First kindled by the German giants Beethoven and Goethe, it swept through France (when it shone perhaps the brightest), Italy, Great Britain, Russia and Scandinavia. In France within 30 years the whole concept of music and literature was changed, with Berlioz, Chopin and Liszt (the last two a Pole and a Hungarian who naturally gravitated to Paris as the centre of the musical world), and Balzac, Dumas, Hugo and Gautier as the first great leaders there.

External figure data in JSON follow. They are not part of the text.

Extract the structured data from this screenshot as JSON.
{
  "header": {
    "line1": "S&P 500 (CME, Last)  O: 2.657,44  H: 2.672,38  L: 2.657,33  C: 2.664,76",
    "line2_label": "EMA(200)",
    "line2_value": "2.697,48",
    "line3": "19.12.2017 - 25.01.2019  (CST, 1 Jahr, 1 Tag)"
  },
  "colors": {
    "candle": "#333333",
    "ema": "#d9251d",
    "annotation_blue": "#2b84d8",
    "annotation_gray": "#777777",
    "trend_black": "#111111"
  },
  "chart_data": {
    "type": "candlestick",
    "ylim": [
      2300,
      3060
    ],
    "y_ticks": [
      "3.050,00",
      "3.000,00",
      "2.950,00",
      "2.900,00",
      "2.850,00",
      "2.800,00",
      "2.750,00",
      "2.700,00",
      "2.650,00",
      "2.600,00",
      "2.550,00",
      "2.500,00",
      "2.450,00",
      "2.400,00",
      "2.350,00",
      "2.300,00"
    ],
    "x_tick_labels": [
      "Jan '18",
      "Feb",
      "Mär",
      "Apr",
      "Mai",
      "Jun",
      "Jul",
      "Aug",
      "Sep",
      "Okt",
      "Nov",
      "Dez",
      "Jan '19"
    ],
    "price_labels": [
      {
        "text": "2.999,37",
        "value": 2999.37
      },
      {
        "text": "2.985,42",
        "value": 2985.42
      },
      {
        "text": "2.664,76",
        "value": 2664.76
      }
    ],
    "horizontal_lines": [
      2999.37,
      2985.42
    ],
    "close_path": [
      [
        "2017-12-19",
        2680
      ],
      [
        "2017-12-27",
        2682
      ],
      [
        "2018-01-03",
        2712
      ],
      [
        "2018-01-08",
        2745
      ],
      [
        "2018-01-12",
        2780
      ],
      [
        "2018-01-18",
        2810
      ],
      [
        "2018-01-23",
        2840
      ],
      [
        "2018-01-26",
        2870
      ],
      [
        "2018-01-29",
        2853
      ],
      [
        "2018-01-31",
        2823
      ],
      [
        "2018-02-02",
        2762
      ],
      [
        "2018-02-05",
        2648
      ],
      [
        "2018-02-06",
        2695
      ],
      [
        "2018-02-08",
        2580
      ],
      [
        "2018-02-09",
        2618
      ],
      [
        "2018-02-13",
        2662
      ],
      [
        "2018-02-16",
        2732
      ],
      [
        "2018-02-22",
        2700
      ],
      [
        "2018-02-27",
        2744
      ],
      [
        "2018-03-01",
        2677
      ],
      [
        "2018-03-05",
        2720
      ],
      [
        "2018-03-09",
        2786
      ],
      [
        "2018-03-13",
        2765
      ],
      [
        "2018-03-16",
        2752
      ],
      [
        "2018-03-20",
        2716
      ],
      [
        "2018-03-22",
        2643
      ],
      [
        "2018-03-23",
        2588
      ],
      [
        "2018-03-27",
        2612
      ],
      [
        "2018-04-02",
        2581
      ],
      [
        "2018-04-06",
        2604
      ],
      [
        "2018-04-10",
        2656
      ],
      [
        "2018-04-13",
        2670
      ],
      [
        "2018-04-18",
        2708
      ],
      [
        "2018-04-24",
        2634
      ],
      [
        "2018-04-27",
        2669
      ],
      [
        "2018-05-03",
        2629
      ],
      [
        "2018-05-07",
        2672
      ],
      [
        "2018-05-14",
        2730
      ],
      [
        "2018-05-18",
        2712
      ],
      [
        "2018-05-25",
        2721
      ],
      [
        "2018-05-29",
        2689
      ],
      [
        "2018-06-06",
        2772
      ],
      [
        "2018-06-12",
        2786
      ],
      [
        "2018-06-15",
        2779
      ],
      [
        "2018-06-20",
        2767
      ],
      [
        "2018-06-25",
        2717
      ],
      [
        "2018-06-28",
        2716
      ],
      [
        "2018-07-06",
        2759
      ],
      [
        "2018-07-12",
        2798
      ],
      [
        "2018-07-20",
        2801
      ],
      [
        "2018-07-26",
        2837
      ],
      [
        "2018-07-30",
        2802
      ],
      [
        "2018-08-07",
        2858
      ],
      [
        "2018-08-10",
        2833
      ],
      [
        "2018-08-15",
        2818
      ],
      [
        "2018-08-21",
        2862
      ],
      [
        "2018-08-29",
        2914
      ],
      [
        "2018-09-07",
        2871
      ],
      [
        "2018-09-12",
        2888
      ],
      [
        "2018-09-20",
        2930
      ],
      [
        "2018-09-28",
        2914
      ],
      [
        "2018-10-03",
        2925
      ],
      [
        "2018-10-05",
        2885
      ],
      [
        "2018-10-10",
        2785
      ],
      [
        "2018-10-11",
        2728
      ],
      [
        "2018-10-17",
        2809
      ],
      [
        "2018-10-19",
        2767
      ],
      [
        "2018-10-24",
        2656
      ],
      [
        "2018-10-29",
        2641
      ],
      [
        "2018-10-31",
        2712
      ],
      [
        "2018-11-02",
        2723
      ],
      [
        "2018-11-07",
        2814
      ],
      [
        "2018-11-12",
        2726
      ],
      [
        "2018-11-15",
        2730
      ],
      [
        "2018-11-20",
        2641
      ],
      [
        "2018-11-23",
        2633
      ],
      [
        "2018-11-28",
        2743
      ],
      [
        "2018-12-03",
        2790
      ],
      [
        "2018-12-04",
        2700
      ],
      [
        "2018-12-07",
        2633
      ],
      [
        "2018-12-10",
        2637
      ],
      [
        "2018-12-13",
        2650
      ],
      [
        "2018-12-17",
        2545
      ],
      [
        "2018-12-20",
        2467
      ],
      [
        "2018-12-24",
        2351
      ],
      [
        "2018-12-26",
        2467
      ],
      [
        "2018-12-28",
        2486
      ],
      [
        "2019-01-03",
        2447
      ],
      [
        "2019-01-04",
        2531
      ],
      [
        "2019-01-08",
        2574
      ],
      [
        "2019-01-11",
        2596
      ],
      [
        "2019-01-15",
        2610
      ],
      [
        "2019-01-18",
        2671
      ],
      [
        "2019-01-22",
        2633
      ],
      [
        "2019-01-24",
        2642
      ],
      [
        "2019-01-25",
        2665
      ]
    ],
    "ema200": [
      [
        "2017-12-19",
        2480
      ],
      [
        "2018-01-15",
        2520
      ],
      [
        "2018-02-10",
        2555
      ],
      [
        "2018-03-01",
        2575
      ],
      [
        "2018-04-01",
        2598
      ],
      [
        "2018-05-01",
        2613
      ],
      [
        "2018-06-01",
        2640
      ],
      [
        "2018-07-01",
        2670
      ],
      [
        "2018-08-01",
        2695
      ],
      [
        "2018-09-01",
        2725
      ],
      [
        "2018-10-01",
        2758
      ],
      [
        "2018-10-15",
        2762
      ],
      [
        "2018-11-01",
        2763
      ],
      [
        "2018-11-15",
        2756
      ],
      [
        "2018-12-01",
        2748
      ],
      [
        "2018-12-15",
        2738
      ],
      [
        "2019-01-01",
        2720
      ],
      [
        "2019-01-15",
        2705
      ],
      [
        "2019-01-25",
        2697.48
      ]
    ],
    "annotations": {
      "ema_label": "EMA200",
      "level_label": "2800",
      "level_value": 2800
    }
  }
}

And the Romantic movement in ballet was born in Paris on November 21, 1831. Appropriately enough, it was brought into being by a kind of flame, for it was on that date that the new gas - jets, suspended above the stage (to give the first true overhead lighting) were used for the first time. The occasion was the premiere of Meyerbeer's opera Robert le diable, and the new lighting was used for a ballet sequence in the opera, in which white - clad ghosts of dead nuns rose from their tombs and danced a Valse infernale in eerie moonlight. Such an amazing success was this episode - it became overnight the talk of Paris - that the tenor, Adolphe Nourrit, who was singing the title - role of Count Robert, wrote a scenario for a new ballet with a supernatural story, La Sylphide, and offered it to the man who had choreographed the Valse infernale, Filippo Taglioni. Taglioni`s daughter Marie, who had lead the nuns in the opera - ballet, created the role of La Sylphide. There followed a spate of ballets with supernatural themes of which the most famous was, and always will be, Giselle in 1842.

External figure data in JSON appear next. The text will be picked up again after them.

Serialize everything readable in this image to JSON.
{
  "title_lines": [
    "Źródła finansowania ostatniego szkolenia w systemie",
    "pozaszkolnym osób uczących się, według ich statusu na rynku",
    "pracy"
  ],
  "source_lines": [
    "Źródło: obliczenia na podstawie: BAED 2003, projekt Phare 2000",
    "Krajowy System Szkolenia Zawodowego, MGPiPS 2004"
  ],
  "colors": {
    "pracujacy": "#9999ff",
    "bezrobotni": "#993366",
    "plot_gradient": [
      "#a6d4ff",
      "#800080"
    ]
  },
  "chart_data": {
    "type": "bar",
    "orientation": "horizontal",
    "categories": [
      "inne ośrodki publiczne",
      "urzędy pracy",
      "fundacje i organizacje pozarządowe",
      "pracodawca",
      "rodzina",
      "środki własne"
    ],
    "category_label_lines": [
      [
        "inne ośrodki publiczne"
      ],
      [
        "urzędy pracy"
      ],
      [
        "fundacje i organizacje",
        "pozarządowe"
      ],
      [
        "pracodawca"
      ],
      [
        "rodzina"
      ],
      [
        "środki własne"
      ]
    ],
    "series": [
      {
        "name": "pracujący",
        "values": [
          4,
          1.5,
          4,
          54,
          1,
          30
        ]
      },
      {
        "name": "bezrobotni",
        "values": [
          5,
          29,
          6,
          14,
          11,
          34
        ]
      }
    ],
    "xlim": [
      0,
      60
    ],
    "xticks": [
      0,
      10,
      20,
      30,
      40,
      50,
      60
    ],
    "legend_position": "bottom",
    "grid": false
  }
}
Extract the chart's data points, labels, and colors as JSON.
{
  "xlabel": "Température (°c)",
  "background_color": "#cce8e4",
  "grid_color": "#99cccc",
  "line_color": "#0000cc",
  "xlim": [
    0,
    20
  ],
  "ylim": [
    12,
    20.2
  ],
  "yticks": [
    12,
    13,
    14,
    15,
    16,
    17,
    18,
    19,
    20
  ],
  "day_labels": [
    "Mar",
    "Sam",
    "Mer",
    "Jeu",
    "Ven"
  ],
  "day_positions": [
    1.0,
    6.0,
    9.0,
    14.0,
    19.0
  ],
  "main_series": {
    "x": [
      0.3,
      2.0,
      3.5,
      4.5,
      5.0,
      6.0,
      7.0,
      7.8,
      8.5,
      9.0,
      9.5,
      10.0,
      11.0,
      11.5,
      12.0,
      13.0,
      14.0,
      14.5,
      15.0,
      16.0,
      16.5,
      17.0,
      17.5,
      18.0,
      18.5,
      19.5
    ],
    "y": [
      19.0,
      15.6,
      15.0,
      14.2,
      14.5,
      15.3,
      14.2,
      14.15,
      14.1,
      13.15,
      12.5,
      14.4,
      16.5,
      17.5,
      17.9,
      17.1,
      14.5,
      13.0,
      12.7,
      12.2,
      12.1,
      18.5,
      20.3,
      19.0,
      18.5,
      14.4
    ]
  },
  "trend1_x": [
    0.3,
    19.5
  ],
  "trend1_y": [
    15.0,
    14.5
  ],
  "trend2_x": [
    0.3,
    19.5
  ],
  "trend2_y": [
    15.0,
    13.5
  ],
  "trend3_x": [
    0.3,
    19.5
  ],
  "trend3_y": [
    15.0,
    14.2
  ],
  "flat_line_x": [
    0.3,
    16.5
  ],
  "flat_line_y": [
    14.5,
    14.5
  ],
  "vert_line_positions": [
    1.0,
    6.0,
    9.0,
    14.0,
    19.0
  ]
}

Four year after the creation of Giselle a young musician arrived in Paris from his native Vienna. He was 19 years old and he had with him his violin, on which he was a minor virtuoso, and some of his compositions for violin and orchestra. His name was Aloisius Ludwig Minkus. He must also have brought with him a good deal of personal charm and strong recommendations for he was very soon offered a complete ballet score to compose. However, because of his extreme youth, the offer was reduced to one act, and the rest of the ballet, Paquita, was entrusted to an older, more experienced ballet composer, Deldevez. The music of Minkus' act has survived, and when one has taken away the most obvious Soviet Russian additions one finds music that is artlessly charming and delightfully similar to Adam's simplest ballet music. Within six years Minkus was invited to Russia where he became an orchestral conductor and a violin soloist and teacher. A long association with the Bolshoy Theatre in Moscow, as violin soloist and later conductor, began in 1861. He maintained his association with Paris where in 1866, 20 years after his debut there, he himself was the older, more experienced musician to write the larger part of a ballet of which one act only was entrusted to the younger Delibes, La Source.

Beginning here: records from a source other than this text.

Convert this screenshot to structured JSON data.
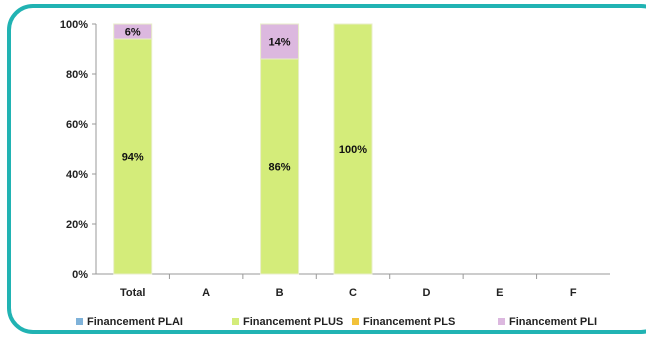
{
  "chart_data": {
    "type": "bar",
    "stacked": true,
    "percent": true,
    "categories": [
      "Total",
      "A",
      "B",
      "C",
      "D",
      "E",
      "F"
    ],
    "yticks": [
      "0%",
      "20%",
      "40%",
      "60%",
      "80%",
      "100%"
    ],
    "ylim": [
      0,
      100
    ],
    "grid": false,
    "legend_position": "bottom",
    "series": [
      {
        "name": "Financement PLAI",
        "color": "#7fb2d9",
        "values": [
          0,
          0,
          0,
          0,
          0,
          0,
          0
        ],
        "labels": [
          "",
          "",
          "",
          "",
          "",
          "",
          ""
        ]
      },
      {
        "name": "Financement PLUS",
        "color": "#d4ec7a",
        "values": [
          94,
          0,
          86,
          100,
          0,
          0,
          0
        ],
        "labels": [
          "94%",
          "",
          "86%",
          "100%",
          "",
          "",
          ""
        ]
      },
      {
        "name": "Financement PLS",
        "color": "#f2c23a",
        "values": [
          0,
          0,
          0,
          0,
          0,
          0,
          0
        ],
        "labels": [
          "",
          "",
          "",
          "",
          "",
          "",
          ""
        ]
      },
      {
        "name": "Financement PLI",
        "color": "#dcb8df",
        "values": [
          6,
          0,
          14,
          0,
          0,
          0,
          0
        ],
        "labels": [
          "6%",
          "",
          "14%",
          "",
          "",
          "",
          ""
        ]
      }
    ]
  }
}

On returning to Russia Minkus began to write ballet music for Petipa's creations. There was in Russia at that time a post of Official Composer to the Imperial Ballet, held for many years by the Italian, Cesare Pugni. Pugni, who had composed music for more than 300 ballets, retired in 1867. The following year Petipa planed his Don Quixote for the Bolshoi theatre, the music to be composed by Minkus. It had enormous success when first performed, in 1869, and its popularity has remained world - wide to this day, in spite of many alterations, additions and adaptations both to Petipa's choreography and to Minkus' music. Its success won for Minkus the post of official composer which he held until it was discontinued in 1886.
These were his most fertile years, to which among many other ballets belongs La Bayadère (1877). Soon after 1886 Minkus retired to his native Vienna where he lived until 1917.